PHILADELPHIA BURNING -- THE ABOLITIONIST WEDDING
PHILADELPHIA, MAY 1838 — The bride was from the South, the groom from the North. The wedding invitation (above) featured a slave in chains. Two preachers, one black, one white, presided, but it was the guests who sparked the outrage.
Some were black, some white, rumors said. Sitting side-by-side! Singing together! Someone had to do something! Luckily, abolitionists had gathered that week in Philadelphia. Many had come for a wedding.
The bride’s journey to the altar was harder than the groom’s. The youngest of 14 children born to a prominent plantation owner in Charleston, Angelina Grimké could not reconcile slavery with her Christian faith. When she taught Bible stories to slaves, her family winced. When she protested whippings, her father hushed her. And when she denounced slavery from the pulpit, Presbyterians kicked her out of church.
Angelina and her sister Sarah soon moved to Philadelphia, home of the first abolitionists — the Quakers. By 1832, the movement that Quakers had sparked during the Revolution was finally catching fire. In Boston, William Lloyd Garrison was publishing The Liberator, which Angelina read religiously. When she wrote to Garrison, he was struck by her eloquence, but also by her credentials.

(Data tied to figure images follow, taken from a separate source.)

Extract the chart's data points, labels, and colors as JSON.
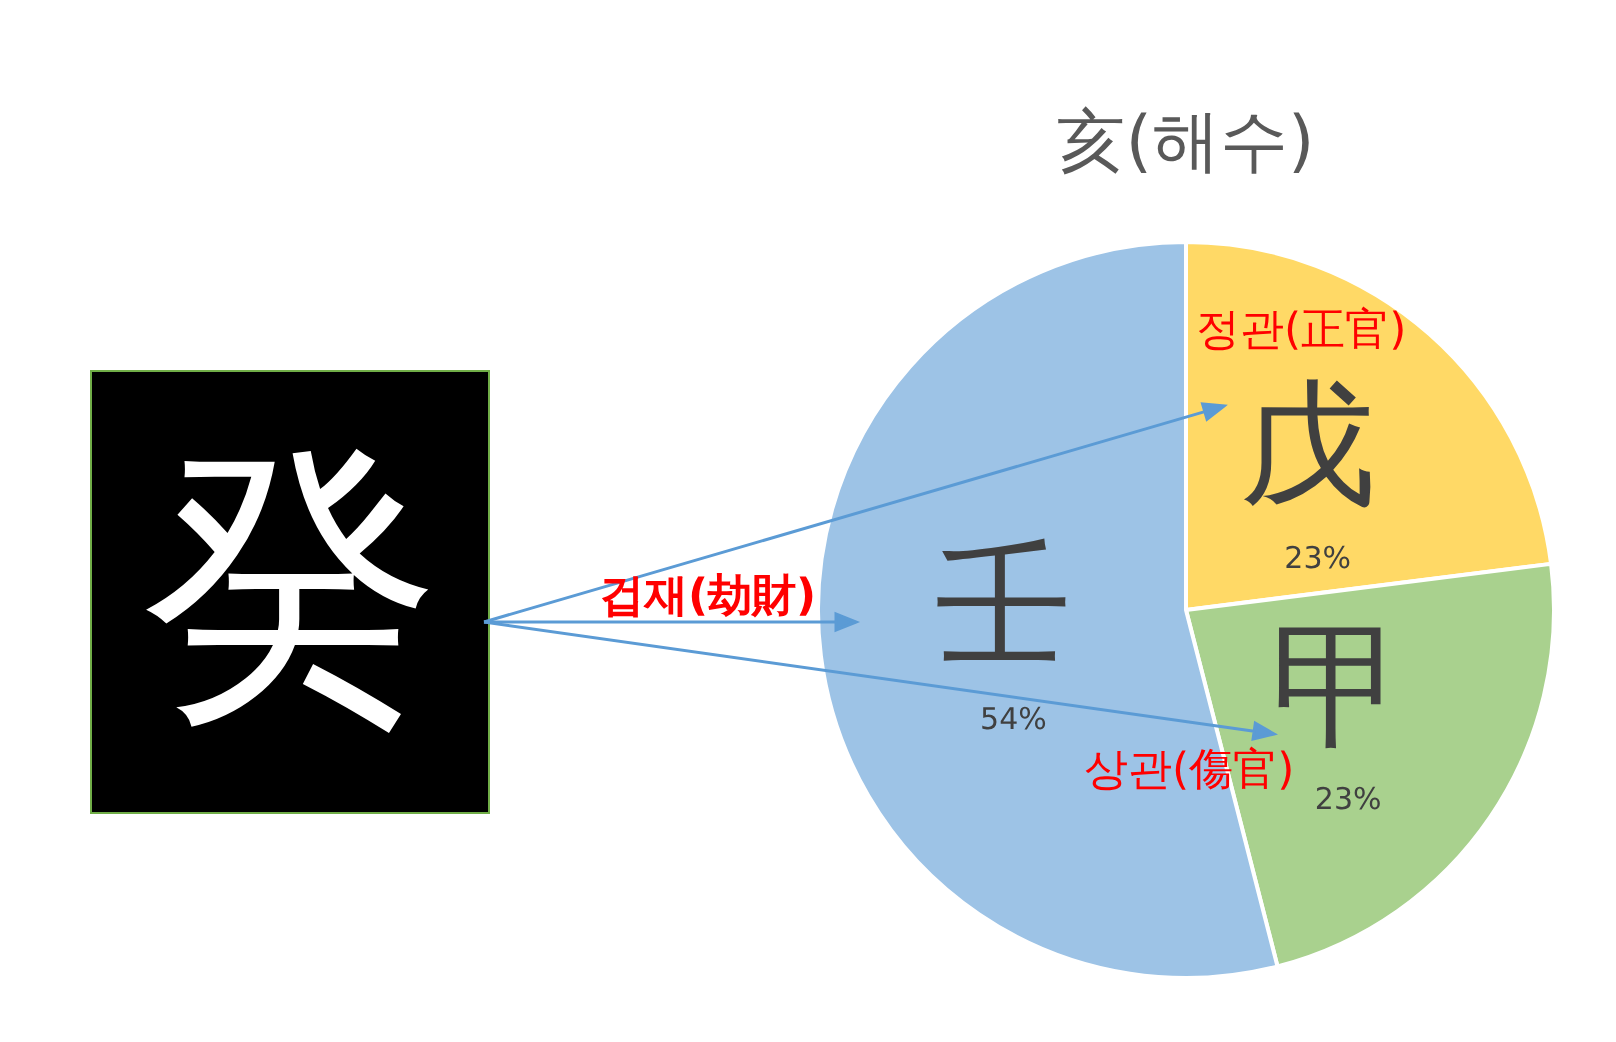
{
  "chart_data": {
    "type": "pie",
    "title": "亥(해수)",
    "categories": [
      "戊",
      "甲",
      "壬"
    ],
    "values": [
      23,
      23,
      54
    ],
    "colors": [
      "#ffd966",
      "#a9d18e",
      "#9dc3e6"
    ],
    "value_labels": [
      "23%",
      "23%",
      "54%"
    ],
    "legend": false,
    "annotations": [
      "癸",
      "정관(正官)",
      "겁재(劫財)",
      "상관(傷官)"
    ]
  }
}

A Southerner. A woman!
Garrison published Angelina’s letter and invited the Grimké sisters to a rally in Manhattan. There Angelina met the groom.
Growing up in Connecticut, son of a minister, Theodore Weld was more concerned with saving fellow sinners than saving slaves. But preaching on the revival circuit took Weld into the South where he saw the human cost of “our peculiar institution.”
Weld was “as eloquent as an angel,” one observer noted, “and as powerful as thunder.” Like his future wife, Weld read Garrison’s Liberator and joined the cause. Garrison, recalling his cadre of speakers, remembered Weld as “the central luminary around which they all revolved.”
Listening to Weld, Angelina and her sister were the only women in attendance. "I never heard so grand and beautiful an exposition of the dignity and nobility of man in my life," Angelina said. The two began a dance of flirtation. In February 1838, Grimké wrote Weld, asking why he did not like her. He replied "you are full of pride and anger," then added: "AND I HAVE LOVED YOU SINCE THE FIRST TIME I MET YOU."
The wedding was set for May 14, when an abolitionist convention would inaugurate Pennsylvania Hall. Built two blocks from the Liberty Bell and Independence Hall, the new building was bankrolled by the Pennsylvania Abolitionist Society. Along with the society’s offices, Pennsylvania Hall housed a newspaper, the Pennsylvania Freeman, a store selling produce harvested by free labor, and an auditorium called the “Grand Saloon.”
Pennsylvania Hall, directors announced, would be “open on an equal basis for rental by any groups.” But the inaugural week was an abolitionist affair, kicked off by the wedding.
At the altar, the groom renounced all state authority over their marriage. Love alone was their bond, Weld said. Grimké promised to love her husband, but not necessarily to “obey him.” News of these outrages, plus talk of the mixed audience, set Philadelphia on edge.
Two days later, Angelina Grimké Weld stood at the podium in the spacious Grand Saloon. As she spoke to the huge crowd, shouts came from outside. Angelina answered back: “Do you ask, ‘what has the North to do with slavery?’ Hear it -- hear it! Those voices without tell us that the spirit of slavery is here.”
As a Southerner, she continued, “I feel that it is my duty to stand up here tonight and bear testimony against slavery. I have seen it! I have seen it! I know it has horrors that can never be described. I was brought up under its wing.” Seconds later, bricks shattered several windows.
“What is the mob? What would the breaking of every window be? Any evidence that we are wrong? Or that slavery is a good and wholesome institution? What if that mob should burst in upon us and commit violence upon our persons? Would this be anything compared with what the slaves endure?”
When finished, Angelina locked arms with other women and strode into the street. The mob had dispersed but the next day, rioters entered the empty hall, with torches. Firemen arrived but only to protect adjacent buildings. As they watched, Pennsylvania Hall burned to the ground.
“In the destruction of this Hall consecrated to freedom,” The Liberator wrote, “a fire has in fact been kindled that will never go out.” Abolitionists flocked to the ruins, deepening their commitment. Many gathered charred wood and sold it to fund the cause.
The newlyweds moved to New Jersey farm where they compiled an indictment of slavery even more powerful than The Liberator. Published in 1839, American Slavery as It Is used newspaper accounts to document slavery’s savagery, lash by lash. The book sold 100,000 copies. Harriet Beecher Stowe used hers to add graphic details to Uncle Tom’s Cabin. Frederick Douglass used his to fuel his fiery speeches.
The abolitionist couple continued their crusade on through the Civil War. They remained together for the rest of their lives.